CHRISTOPHER SMITH Director Neil Sheppeck chooses to set the tragedy in the Falkland Islands 20 years ago.

CHRISTOPHER SMITH

As if to make up for starting 10 minutes late, Othello goes off at top speed. Fortunately we all know the plot, so it doesn't matter much that the words can hardly be caught in the opening exchanges. After that though there is still a good deal of hurrying, the pace slowing at key moments.

For this Love & Madness Production, director Neil Sheppeck chooses to set the tragedy in the Falkland Islands 20 years ago. The intention praiseworthy in itself, is to appeal to a younger public. Unfortunately the transposition, which currently has topical resonances, is not carried through very persuasively.

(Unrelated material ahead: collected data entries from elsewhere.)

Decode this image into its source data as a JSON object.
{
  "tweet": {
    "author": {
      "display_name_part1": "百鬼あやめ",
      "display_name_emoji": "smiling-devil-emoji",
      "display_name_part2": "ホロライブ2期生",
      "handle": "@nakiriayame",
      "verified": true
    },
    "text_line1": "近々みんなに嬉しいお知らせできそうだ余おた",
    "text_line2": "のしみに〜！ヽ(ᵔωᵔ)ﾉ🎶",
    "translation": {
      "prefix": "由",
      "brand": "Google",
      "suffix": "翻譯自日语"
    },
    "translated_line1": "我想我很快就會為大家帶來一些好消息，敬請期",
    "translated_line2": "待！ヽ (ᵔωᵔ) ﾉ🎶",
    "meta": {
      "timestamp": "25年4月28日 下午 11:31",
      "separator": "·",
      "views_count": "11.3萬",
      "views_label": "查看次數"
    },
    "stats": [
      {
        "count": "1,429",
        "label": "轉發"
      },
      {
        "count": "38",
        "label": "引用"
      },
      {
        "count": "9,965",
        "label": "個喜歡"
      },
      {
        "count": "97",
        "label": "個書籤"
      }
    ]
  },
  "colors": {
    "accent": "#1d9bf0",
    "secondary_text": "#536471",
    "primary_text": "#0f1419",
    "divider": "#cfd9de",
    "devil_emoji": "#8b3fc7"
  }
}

A point is made of giving the role of the Duke to a commanding woman, while the men wear uniforms with insignia of rank and occasionally snap to attention. But bare shoulders and flimsy dresses for the females suggest summer in the Mediterranean rather than the chilly South Atlantic. The banner of St George is more reminiscent of the World Cup than the liberation of Port Stanley. Shakespeare rhetoric remains a problem too, with the longer soliloquies in particular seeming out of key.

Iago, played by Sheppeck himself, is naturally the centre of attention while Patrick Regis' Othello is a colossus lapsing into incoherence. After finding no better response to his madness than embarrassed giggles, a large Playhouse audience, predominately of sixth formers, redeemed itself to enthusiastic applause at the end.